In a REAL public corporation, stockholders would have shoved Pinch over the side about a decade ago. But the Times isn't real. It has only one class of voting stock, and that class is firmly controlled by the Sulzberger family. Managerially speaking, this gives the company the worst of both worlds. It has the financial pressures of a large corporation AND the internal pressures of a family business. Families grow, and sooner or later, there are more members depending on the business for income than there are willing and/or able to work in it.

The macroeconomic crisis of the newspaper industry is very real. The same crisis affects ALL mass media. Radio has it even worse. Long story short, the Internet hasn't destroyed newspapers, it's destroyed the advertising-supported business model of all media, even Internet media. They're not making money at Facebook or Twitter, either, and aren't quite sure how they will.

But newspapers have another problem.

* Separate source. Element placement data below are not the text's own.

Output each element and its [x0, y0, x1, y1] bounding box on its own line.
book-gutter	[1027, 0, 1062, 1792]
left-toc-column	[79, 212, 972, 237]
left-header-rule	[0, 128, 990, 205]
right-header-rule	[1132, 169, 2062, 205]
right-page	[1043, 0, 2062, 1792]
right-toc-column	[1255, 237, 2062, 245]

Their expansion into chains was built on a mountain of debt and an assumption each paper had a monopoly. Monopoly is never a business plan that lasts very long. Using it is a textbook definition of mismanagement.

Because of its brand name, the Times Co. is in a position to attempt to break the death waltz. It, perhaps alone among newspapers, could tell its customers, "pay up, you cheap fucks," and start charging real money for access to its superb Web site. It could bundle access to the Times with telecom carriers. What with wireless, land line and cellphone service, and FiOS, my household has its own page in Verizon's annual report. Another few bucks a month would hardly be noticed.

But the Times Co. isn't trying. Its demands to the Globe unions are part of a strategy to strip its outlying assets to preserve the operations of the New York Times newspaper. Ownership is tearing off its roof to use as firewood to keep the living room warm. That'll work.

That, I think, is what saddens and angers me most about the newspaper business today. Management isn't trying. I accept my departure from the industry in somewhat better grace because I believe Purcell DID try. He made many mistakes, but lack of effort isn't one of them.

When an automobile company lays people off, it makes fewer cars. When a newspaper lays people off, it makes an inferior product, because its employees ARE the product. Information is the most labor-intensive business around (that's why good public schools equal high property taxes). It's as if GM's response to disaster was to make cars without back axles.

I never give people advice about their livelihoods. My personal financial story is hardly one of unbroken success. But it would appeal to me, Boston Globe reader, if the unions' counterproposal to the Time Co. was "we'll accept all your demands in return for Arthur "Pinch" Sulzberger's immediate resignation. And management better that story above the fold on page one, too."

I know what's going to happen to the Globe employees, my peers, my friends. It makes me sick. They can't win. So they might as well humiliate the morons who are ruining their lives.

1 Comments:

At 8:27 PM, Blogger Rich said...

Great post, Michael.

Though I have to be honest and admit that while I'll feel bad for those losing jobs, I won't shed a tear for the institution of the Globe should it go kaput.